We were advocating for two measures, the Illicit Cash Act, which seeks to require all companies to register who will receive the benefit of the actions that the company takes. The scandal of the Panama Papers, in which a complicated web of more than 214,000 shell companies were investigated reveals the need to take such action. To give a glimpse of the impact, according to The Namibian, a gentleman Benny Steimentz owes more than $700,000 to the city of Koidu in Sierra Leon; he is worth more than 6 billion dollars. (Khadija Sharife; Silas Gbandia (April 26, 2016). “Sierra Leone’s flawed diamond trade.”). The allowance of privacy for shuffling this money around has allowed for, human trafficking, funneling of money into violent entities, drug schemes, and a slew of illicit activity. This scandal went a long way to illuminating some of the ‘how’ corruption takes place and the role countries such as the US and Switzerland who maintain the highest extent of privacy globally play in this. Although the Illicit Cash Act does not purport to be a silver bullet for solving the problem of corruption, it moves the needle in the role that this country plays in those schemes to a more honest position.

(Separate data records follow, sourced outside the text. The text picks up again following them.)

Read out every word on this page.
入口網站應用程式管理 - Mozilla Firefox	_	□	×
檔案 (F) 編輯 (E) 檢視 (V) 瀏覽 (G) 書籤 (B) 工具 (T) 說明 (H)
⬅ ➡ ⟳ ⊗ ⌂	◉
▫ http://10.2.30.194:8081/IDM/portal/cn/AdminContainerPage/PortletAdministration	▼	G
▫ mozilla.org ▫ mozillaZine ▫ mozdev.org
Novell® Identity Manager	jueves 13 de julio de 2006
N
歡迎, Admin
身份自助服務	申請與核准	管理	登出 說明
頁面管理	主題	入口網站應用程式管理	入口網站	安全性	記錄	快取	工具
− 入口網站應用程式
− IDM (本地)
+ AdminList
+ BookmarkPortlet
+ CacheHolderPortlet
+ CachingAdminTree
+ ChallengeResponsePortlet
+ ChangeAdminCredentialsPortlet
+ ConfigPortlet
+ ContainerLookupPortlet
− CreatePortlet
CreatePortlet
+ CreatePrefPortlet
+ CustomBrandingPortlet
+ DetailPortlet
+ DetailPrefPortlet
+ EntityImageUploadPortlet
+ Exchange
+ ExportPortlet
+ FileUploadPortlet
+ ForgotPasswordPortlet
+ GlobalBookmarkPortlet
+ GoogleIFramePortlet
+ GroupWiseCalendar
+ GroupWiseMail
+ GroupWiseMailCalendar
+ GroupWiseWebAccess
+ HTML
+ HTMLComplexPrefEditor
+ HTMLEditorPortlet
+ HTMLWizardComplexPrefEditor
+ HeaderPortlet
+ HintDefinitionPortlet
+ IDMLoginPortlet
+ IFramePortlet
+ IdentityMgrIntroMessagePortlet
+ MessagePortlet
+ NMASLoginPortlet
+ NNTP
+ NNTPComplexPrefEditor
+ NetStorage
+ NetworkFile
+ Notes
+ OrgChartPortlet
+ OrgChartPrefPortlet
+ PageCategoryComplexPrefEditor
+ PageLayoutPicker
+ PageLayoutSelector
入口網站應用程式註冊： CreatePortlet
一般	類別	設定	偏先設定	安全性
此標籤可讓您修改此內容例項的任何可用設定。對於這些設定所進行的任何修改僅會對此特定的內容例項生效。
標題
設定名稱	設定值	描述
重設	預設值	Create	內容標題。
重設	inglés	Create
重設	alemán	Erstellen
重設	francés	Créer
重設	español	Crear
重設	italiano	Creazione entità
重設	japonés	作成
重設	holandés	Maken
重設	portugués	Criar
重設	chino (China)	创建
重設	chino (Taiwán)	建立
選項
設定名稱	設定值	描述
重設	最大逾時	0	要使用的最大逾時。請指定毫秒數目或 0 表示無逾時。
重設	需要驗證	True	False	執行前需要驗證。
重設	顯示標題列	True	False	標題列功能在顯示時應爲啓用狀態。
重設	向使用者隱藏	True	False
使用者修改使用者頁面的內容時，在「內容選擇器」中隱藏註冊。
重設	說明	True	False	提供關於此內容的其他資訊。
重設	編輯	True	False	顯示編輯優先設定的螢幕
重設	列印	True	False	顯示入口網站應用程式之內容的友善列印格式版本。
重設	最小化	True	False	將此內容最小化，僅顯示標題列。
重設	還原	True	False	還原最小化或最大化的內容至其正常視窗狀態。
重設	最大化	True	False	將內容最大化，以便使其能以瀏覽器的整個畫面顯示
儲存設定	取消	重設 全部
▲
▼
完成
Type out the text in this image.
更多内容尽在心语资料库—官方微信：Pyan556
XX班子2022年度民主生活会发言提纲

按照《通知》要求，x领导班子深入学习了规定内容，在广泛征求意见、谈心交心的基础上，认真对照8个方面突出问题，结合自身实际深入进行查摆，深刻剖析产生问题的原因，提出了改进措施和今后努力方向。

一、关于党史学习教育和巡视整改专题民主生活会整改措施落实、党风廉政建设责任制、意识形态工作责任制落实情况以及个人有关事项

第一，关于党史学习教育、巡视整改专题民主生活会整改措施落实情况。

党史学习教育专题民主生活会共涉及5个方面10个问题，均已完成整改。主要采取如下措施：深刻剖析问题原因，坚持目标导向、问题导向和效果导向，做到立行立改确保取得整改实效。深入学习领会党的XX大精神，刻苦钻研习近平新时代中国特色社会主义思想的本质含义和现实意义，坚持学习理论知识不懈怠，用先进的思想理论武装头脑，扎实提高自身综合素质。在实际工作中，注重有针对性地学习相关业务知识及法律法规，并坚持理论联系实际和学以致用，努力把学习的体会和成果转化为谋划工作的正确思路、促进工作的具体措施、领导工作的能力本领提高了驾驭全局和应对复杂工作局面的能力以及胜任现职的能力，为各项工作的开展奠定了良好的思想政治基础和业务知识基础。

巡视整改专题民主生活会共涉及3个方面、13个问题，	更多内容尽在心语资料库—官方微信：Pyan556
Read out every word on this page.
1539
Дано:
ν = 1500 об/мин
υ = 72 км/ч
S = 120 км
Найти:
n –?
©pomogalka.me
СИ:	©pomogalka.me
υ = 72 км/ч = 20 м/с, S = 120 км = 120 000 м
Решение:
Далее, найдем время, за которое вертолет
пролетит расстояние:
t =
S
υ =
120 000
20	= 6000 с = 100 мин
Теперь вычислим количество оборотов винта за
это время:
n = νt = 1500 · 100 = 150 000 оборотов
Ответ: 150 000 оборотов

The other initiative that the 160 volunteers who gathered to meet in Washington, DC, gathered to discuss with our representatives was the GAVI alliance. This is an initiative that seeks to address a market failure in which the world’s poorest countries don’t have the financial resources to individually buy vaccinations for their populations. The alliance pools these countries together and through global cooperation in which the US is the third-largest contributor the program’ lumps’ these countries together, which drives the price of producing the vaccines down and provides the resources to pay for these vaccines. This program which began in 2000 has vaccinated 700 million children (WHO/ UNICEF 2019). According to the modeling, this has saved 13 million lives. We were advocating for the continuation of funding this initiative of providing a shot of opportunity.
It was an incredible experience to hold meetings in the halls of Congress, and being that our representative at USF is Nancy Pelosi to hold a meeting at the top of the Capitol building was an experience I will never forget. The California team met with Senatorial staffers from the offices of Kamala Harris and Diane Feinstein, and I was lucky enough to lead the meeting with the office of Nancy Pelosi being the constituent of that office. Although our democracy may be flawed in many ways, the willingness of our leaders to hold meetings with the public is a somewhat unique part of our democracy that is worth celebrating.